Most of the business books I’ve read talk about the secrets of visionary leaders, the “seven habits” of successful entrepreneurs, and so on. You talk about assholes. How did you come to be so interested in this view of business?
I remember my father coming home one day and describing some guy at work and punctuating his story with, “What an asshole!” How many times have we all heard that—and remarked at how perfectly it captures the essence of an interaction? What triggered my initial essay was the daily experience of my wife, who was managing partner in a law firm: She described her job as “asshole management.”
My “legitimate” field of research is organizational dysfunction, and the more I thought about it, the more it became clear to me that these individuals are a major source not just of unpleasantness but of inefficiencies: They are bad for business. I’m not talking here about someone who loses his temper once in a while or who might just be having a bad day—I’m talking about “certified assholes” whose behavior is an enduring personality characteristic.
The Asshole Survival Guide mixes charming anecdotes, case studies, earnest how-to advice, and some very hard-headed behavioral science. Was it hard to bring these voices into alignment?
Not really. I’ve been a professor for more than thirty years and the thought of writing one more peer-reviewed article for some academic journal was starting to demoralize me. The “research” for this book was actually pretty easy because my readers basically did it for me. In the ten years since The No Asshole Rule was published I’ve received something like eight thousand e-mails from people who wrote to tell me their stories, ask for advice, or just vent. True, there’s a lot of storytelling in the book, but it’s grounded in a pretty wide-ranging scientific literature.
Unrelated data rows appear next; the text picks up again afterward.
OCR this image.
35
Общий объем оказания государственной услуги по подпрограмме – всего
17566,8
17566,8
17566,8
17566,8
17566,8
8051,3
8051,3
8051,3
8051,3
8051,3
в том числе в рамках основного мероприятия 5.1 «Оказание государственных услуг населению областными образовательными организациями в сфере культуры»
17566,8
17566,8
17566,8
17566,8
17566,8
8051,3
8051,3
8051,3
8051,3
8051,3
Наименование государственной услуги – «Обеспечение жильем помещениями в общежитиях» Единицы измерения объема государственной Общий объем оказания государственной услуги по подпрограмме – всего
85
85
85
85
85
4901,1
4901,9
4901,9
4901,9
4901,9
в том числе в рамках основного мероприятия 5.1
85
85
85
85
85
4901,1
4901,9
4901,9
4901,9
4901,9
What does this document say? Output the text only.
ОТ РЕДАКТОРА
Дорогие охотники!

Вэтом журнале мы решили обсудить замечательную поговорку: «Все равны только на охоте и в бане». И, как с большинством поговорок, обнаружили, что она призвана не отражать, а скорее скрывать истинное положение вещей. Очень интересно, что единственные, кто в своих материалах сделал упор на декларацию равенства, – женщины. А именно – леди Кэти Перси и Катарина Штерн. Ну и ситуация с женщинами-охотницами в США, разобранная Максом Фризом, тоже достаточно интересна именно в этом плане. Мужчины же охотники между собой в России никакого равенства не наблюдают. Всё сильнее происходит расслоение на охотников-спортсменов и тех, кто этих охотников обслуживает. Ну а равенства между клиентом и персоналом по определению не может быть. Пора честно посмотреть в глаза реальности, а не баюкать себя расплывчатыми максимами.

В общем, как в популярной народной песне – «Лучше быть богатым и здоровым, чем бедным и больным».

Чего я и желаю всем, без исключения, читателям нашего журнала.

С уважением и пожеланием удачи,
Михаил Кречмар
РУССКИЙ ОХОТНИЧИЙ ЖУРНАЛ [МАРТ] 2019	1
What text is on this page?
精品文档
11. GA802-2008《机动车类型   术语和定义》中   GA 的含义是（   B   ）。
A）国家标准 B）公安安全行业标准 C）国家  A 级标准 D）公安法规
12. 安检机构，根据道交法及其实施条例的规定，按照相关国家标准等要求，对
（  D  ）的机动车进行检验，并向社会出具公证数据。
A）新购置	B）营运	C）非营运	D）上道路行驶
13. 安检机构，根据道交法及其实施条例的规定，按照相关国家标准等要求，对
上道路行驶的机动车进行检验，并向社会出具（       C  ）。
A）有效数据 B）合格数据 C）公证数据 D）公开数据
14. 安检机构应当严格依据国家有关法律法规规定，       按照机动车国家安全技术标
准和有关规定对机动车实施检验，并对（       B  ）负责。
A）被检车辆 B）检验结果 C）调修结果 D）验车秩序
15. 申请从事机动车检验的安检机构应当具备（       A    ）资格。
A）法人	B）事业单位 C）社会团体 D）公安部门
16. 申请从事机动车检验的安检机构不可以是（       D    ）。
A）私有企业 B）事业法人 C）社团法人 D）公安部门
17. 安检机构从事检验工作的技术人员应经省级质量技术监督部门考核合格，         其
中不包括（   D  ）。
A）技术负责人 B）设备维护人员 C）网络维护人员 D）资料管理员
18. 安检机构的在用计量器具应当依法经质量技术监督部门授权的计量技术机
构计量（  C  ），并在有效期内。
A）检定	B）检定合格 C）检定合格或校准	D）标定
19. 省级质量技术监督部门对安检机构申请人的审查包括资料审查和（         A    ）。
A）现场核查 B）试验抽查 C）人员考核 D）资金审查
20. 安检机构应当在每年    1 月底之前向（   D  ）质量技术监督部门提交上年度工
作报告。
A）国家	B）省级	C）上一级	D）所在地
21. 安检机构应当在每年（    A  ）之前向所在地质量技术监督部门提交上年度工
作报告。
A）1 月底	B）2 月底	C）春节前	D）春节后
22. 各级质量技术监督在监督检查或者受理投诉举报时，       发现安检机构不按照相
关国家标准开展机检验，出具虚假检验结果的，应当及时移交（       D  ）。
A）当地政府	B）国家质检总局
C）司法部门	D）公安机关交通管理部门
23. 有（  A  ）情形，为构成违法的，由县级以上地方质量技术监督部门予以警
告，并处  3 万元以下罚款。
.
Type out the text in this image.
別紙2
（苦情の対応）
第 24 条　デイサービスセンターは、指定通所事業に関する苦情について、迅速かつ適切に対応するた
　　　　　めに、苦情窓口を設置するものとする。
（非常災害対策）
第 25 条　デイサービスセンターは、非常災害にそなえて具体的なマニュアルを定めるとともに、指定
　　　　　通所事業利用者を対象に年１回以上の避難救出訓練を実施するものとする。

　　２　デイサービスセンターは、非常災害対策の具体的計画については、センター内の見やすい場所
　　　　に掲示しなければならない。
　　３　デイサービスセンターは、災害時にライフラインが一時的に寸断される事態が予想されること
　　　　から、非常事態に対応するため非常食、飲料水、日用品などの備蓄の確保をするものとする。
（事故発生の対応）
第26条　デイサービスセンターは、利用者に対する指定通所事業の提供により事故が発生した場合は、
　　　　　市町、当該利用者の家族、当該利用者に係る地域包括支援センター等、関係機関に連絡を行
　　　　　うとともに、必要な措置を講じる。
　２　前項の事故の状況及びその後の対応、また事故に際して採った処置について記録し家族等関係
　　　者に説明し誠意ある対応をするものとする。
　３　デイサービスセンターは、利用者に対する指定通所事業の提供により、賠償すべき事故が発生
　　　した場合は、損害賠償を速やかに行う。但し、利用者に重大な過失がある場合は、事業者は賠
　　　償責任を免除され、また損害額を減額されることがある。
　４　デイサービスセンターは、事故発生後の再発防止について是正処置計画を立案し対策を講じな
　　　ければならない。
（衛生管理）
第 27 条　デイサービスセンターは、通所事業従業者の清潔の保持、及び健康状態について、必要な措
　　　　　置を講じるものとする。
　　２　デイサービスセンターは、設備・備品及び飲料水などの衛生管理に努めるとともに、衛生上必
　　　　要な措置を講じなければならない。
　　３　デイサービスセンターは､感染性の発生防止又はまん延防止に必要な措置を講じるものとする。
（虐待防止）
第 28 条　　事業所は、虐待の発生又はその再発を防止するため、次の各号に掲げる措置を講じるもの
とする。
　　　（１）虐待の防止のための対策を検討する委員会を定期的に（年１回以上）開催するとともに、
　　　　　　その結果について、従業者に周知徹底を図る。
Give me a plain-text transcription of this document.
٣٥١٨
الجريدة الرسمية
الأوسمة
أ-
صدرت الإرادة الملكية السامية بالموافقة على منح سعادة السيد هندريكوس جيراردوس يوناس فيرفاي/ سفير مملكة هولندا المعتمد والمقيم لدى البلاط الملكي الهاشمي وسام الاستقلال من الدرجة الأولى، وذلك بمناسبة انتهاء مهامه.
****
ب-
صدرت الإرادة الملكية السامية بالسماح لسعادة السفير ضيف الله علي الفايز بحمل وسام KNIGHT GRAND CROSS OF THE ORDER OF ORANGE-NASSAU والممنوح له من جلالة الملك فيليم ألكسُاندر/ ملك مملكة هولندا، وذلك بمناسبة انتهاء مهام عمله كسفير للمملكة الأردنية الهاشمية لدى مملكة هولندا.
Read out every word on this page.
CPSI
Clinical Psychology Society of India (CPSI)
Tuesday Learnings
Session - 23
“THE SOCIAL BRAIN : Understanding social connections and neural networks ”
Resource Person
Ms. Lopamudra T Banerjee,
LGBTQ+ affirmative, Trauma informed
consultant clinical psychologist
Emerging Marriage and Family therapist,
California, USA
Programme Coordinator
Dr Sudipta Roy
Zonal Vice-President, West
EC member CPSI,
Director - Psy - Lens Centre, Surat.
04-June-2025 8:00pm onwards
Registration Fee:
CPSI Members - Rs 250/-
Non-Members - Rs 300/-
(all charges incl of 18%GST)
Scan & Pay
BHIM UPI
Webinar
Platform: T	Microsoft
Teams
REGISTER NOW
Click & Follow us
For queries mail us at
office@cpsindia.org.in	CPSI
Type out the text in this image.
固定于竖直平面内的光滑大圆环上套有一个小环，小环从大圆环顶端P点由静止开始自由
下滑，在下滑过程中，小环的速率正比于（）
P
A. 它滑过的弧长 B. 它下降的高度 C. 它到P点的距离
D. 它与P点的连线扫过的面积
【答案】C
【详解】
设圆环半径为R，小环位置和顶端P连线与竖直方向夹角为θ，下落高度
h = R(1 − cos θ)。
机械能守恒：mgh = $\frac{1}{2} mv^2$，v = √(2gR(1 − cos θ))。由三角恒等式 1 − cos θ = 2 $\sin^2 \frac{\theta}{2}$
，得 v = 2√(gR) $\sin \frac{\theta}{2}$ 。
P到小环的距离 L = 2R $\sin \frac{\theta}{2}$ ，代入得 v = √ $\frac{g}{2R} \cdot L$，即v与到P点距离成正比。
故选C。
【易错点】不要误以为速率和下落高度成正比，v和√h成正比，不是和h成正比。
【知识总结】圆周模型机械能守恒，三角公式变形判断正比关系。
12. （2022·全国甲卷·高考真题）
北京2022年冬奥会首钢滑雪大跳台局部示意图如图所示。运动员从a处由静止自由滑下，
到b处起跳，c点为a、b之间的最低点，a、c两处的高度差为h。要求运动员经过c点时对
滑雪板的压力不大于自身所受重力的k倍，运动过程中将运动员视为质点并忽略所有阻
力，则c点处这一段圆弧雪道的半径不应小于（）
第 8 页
Although you draw upon scholars at universities around the world, most of your focus is on the assholes in America. But is there a difference between American assholes and assholes from other countries?
Good question, and it does point to the cultural specificity of certain behaviors. I’d prefer to say that we are at a moment, historically speaking, that could be called “peak asshole.” All the well-documented forces that turn people into jerks are in place: power imbalance, sleep deprivation, people who are overworked, overcrowded, and in a hurry. What we can say is that largely on account of social media, asshole behavior and the ability to fight it are escalating in tandem.
You make it clear that your main concern is the workplace but that the principles you present are applicable to subway riders, sports events, even nonprofits, and more. Would you say that it’s also applicable to politics?
Well, I do have a section on how to deal with the narcissistic personality: “Narcissists crave constant praise and flattery; they desperately need to believe they are beloved. Although narcissists are often abusive and insulting, they are thin-skinned and don’t tolerate people who question their judgment.” I think I’ll leave it at that.
If you had to compress your decade of research into a single mantra, what would it be?
Easy: “Be slow to label others as assholes, be quick to label yourself as one.”